As for other stages of the journey, Smiley says MMRS is still developing its annual review and anniversary program. Currently, an MMRS representative follows up with customers, reminding them why they’re doing business with the company, thanking them for their business, and talking them through improvement opportunities. As for “next steps”—the phase that occurs when customers are terminated or switch jobs—Smiley says MMRS presents them with the choice to stay in the plan or leave. Gates adds that MMRS sends campaign mailings for that stage to encourage a live interaction, either in person or over the phone, because consumers are often dealing with a large sum of money.
Getting to know the real you
In addition to developing its life stages, MMRS is expanding its targeting capabilities. The company now segments its customers using personas. For example, by combining attitudinal, behavioral, and demographic data, MMRS is able to identify three kinds of investors: self-assured (those who use MMRS’s tools but don’t ask for help); unsure (those who look at the educational resources and ask for help); and the apathetic (those who don’t visit the website or call).
MMRS also uses different creative and messaging for customers of various ages and genders. For example, a female in her 20s might receive an email with an image of a young woman about why it’s important to start saving for retirement.
The company’s new segmentation capabilities were evident in its 2012 RetireSmart Save campaign, which reached more than 308,000 participants through targeted postcards and emails. The recipients were segmented by gender and divided into three age groups: 18 to 34, 35 to 54, and over 55. The messaging and imagery aligned with each gender and age group. As a result of the campaign, the average deferral rates—the percentage of salary participants put into their 401(k) each pay period—increased 3.53% for women and 3.34% for men. In terms of age, consumers over the age of 55 had the highest deferral percentage increases (8.75%), compared to those in the 18 to 34 and 35 to 54 age brackets, who increased their deferrals by 5.25% and 6.62%, respectively.

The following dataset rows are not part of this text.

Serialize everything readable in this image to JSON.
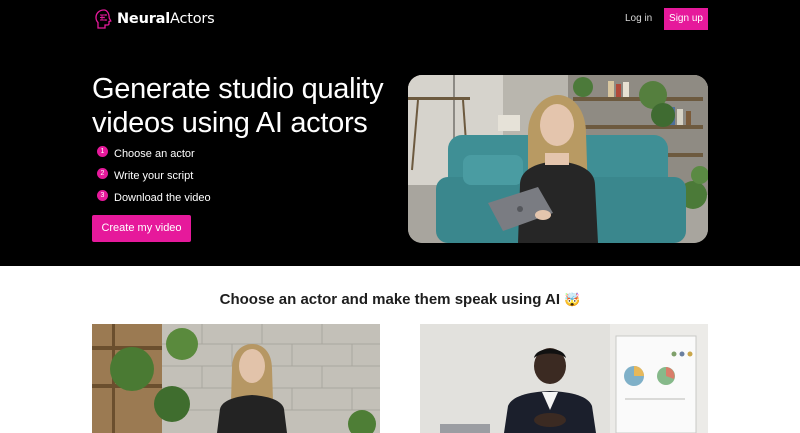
{
  "header": {
    "logo_text_bold": "Neural",
    "logo_text_regular": "Actors",
    "login_label": "Log in",
    "signup_label": "Sign up"
  },
  "hero": {
    "headline": "Generate studio quality videos using AI actors",
    "steps": [
      {
        "number": "1",
        "label": "Choose an actor"
      },
      {
        "number": "2",
        "label": "Write your script"
      },
      {
        "number": "3",
        "label": "Download the video"
      }
    ],
    "cta_label": "Create my video"
  },
  "actors_section": {
    "title": "Choose an actor and make them speak using AI",
    "title_emoji": "🤯"
  },
  "colors": {
    "accent": "#e6199b",
    "hero_background": "#000000",
    "page_background": "#ffffff"
  },
  "icons": {
    "logo": "brain-head-icon"
  }
}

As a result, Smiley says, MMRS wants to deepen its end-customer segmentation through predictive modeling.
Looking to the future
After seeing its successes from the first VoC research study, MMRS worked with ERDM to conduct VoC research for its employer and financial advisor customer segments, which were completed last year. “By doing the ‘C’ first, we were able to bring that knowledge to the next conversation and challenge what we’re hearing based on what the customer is actually saying,” Gates says.
Along with the VoC research, MMRS conducts ongoing client satisfaction surveys by means of phone interviews every quarter to determine why the company won or lost a piece of business, Smiley notes. She says having actual conversations with its customers is a significant differentiator for MMRS.
“We go in and have a conversation with our customers—that’s just not how our industry grew up,” Smiley says. “We have a very big competitive differentiator there.” The next challenge, she says, is to communicate this advantage to its 40,000 employer customers: “How do we convey the huge [benefit] that this competitive differentiator is?”